John Francisco Rechy is an American novelist, essayist, memoirist, dramatist and literary critic. In his novels, he has written extensively about gay culture in Los Angeles and wider America, among other subject matters, and is among the pioneers of modern LGBT literature. City of Night, his debut novel published in 1963, was a best seller. Drawing on his own background, he has contributed to Chicano literature, notably with his novel The Miraculous Day of Amalia Gomez, which has been taught in several Chicano literature courses throughout the United States.
Background
Rechy was born March 10, 1931 in El Paso, Texas. He was the youngest of five children born to Guadalupe and Roberto Sixto Rechy. Both of Rechy's parents were natives of Mexico; his father was of Scottish lineage. He earned a B.A. in English from Texas Western College, where he served as editor of the college newspaper. Following graduation from college, Rechy enlisted in the U.S. Army. He was granted early release from the Army to enroll as a graduate student at Columbia University. He applied for admission to a creative writing class taught by novelist Pearl S. Buck by submitting an unpublished novel he had written titled Pablo! While his application to Buck's class was not accepted, Rechy was admitted into the writing classes of Hiram Haydn, a senior editor at Random House, at the New School for Social Research. The Cooper Do-nuts Riot happened in 1959 in Los Angeles, when the lesbians, gay men, transgender people, and drag queens who hung out at Cooper Do-nuts and who were frequently harassed by the LAPD fought back after police arrested three people, including Rechy. Patrons began pelting the police with donuts and coffee cups. The LAPD called for back-up and arrested a number of rioters. Rechy and the other two original detainees were able to escape. He later wrote about it in City of Night.
Literary career
Rechy's first published work, the largely autobiographical novelCity of Night, debuted in October 1963. Despite the predominantly negative reviews the book received at the time of its publication, City of Night became an international bestseller.

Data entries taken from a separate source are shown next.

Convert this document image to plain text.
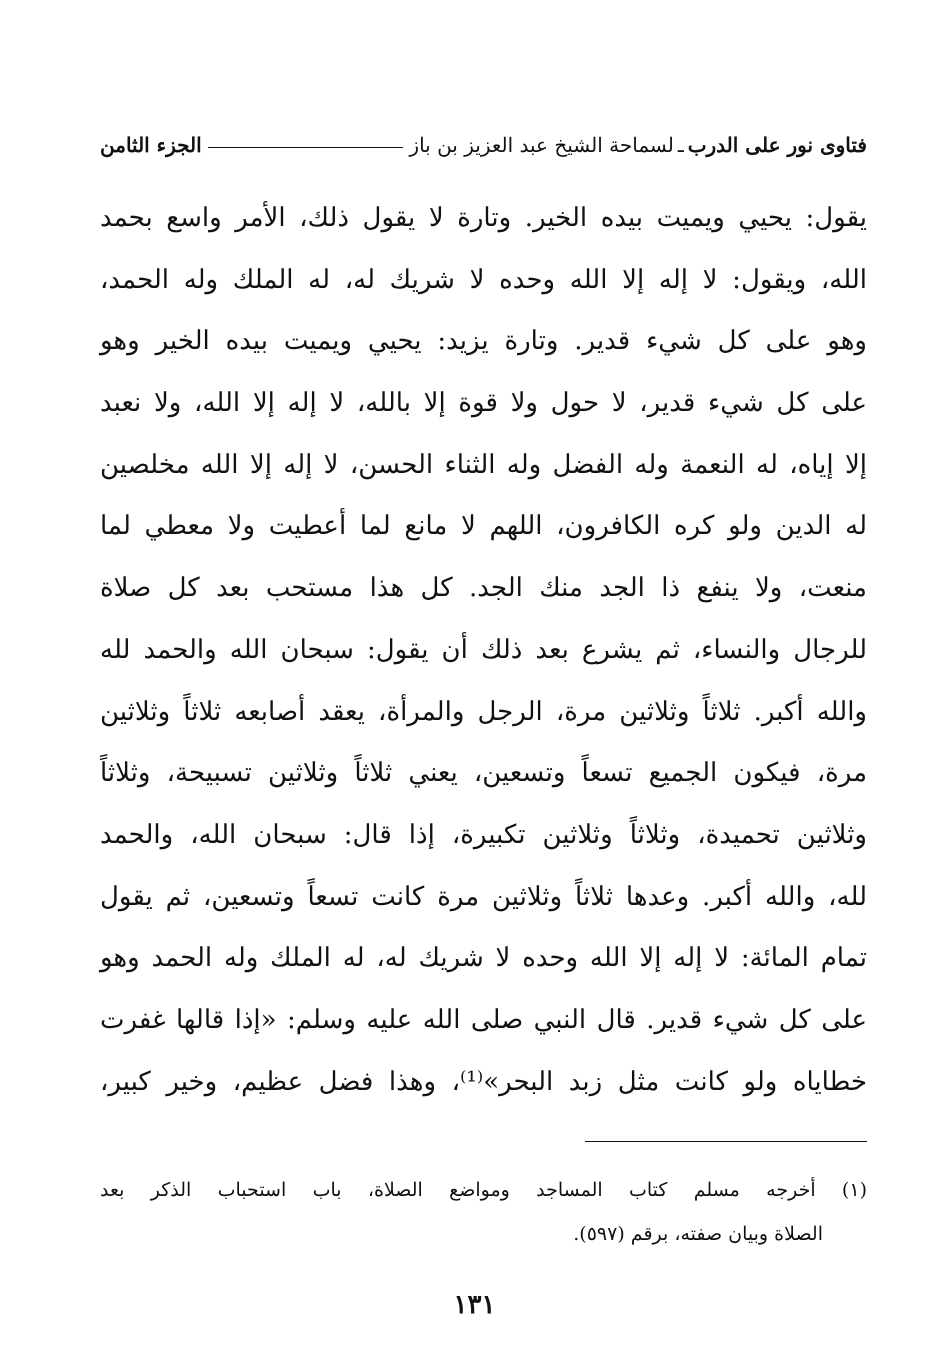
فتاوى نور على الدرب
ـ
لسماحة الشيخ عبد العزيز بن باز
الجزء الثامن
يقول: يحيي ويميت بيده الخير. وتارة لا يقول ذلك، الأمر واسع بحمد
الله، ويقول: لا إله إلا الله وحده لا شريك له، له الملك وله الحمد،
وهو على كل شيء قدير. وتارة يزيد: يحيي ويميت بيده الخير وهو
على كل شيء قدير، لا حول ولا قوة إلا بالله، لا إله إلا الله، ولا نعبد
إلا إياه، له النعمة وله الفضل وله الثناء الحسن، لا إله إلا الله مخلصين
له الدين ولو كره الكافرون، اللهم لا مانع لما أعطيت ولا معطي لما
منعت، ولا ينفع ذا الجد منك الجد. كل هذا مستحب بعد كل صلاة
للرجال والنساء، ثم يشرع بعد ذلك أن يقول: سبحان الله والحمد لله
والله أكبر. ثلاثاً وثلاثين مرة، الرجل والمرأة، يعقد أصابعه ثلاثاً وثلاثين
مرة، فيكون الجميع تسعاً وتسعين، يعني ثلاثاً وثلاثين تسبيحة، وثلاثاً
وثلاثين تحميدة، وثلاثاً وثلاثين تكبيرة، إذا قال: سبحان الله، والحمد
لله، والله أكبر. وعدها ثلاثاً وثلاثين مرة كانت تسعاً وتسعين، ثم يقول
تمام المائة: لا إله إلا الله وحده لا شريك له، له الملك وله الحمد وهو
على كل شيء قدير. قال النبي صلى الله عليه وسلم: «إذا قالها غفرت
خطاياه ولو كانت مثل زبد البحر»⁽¹⁾، وهذا فضل عظيم، وخير كبير،
(١) أخرجه مسلم كتاب المساجد ومواضع الصلاة، باب استحباب الذكر بعد
الصلاة وبيان صفته، برقم (٥٩٧).
١٣١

In addition to the dozen novels he has written to date, Rechy has contributed numerous essays and literary reviews to various publications including The Nation, The New York Review of Books, Los Angeles Times, L.A. Weekly, The Village Voice, The New York Times, Evergreen Review and Saturday Review. Many of these writings were anthologized in his 2004 publication Beneath the Skin. He has written three plays, Tigers Wild, Rushes, and Momma as She Became—Not as She Was, a one-act play. Rechy was cited by journalist Amy Harmon in a 2004 New York Times article that reported about a computer glitch on Amazon.com that suddenly revealed the identities of thousands of people who had anonymously postedbook reviews. It was revealed that Rechy, among several other authors, had "pseudonymously written themselves five-star reviews, Amazon's highest rating". Amazon stopped accepting anonymous reviews as a result of this finding.
Writers Michael Cunningham, Kate Braverman, Sandra Tsing Loh, and Gina Nahai were students of Rechy's creative writing classes before becoming published authors. English pop artist David Hockney's painting Building, Pershing Square, Los Angeles was inspired by a passage in City of Night. The 1983 song "Numbers" by the English synthpop duo Soft Cell was inspired by Rechy's 1967 novel of the same title. A CD-ROM of Rechy's life and work was produced by the Annenberg Center of Communications and is titled Mysteries and Desire: Searching the Worlds of John Rechy.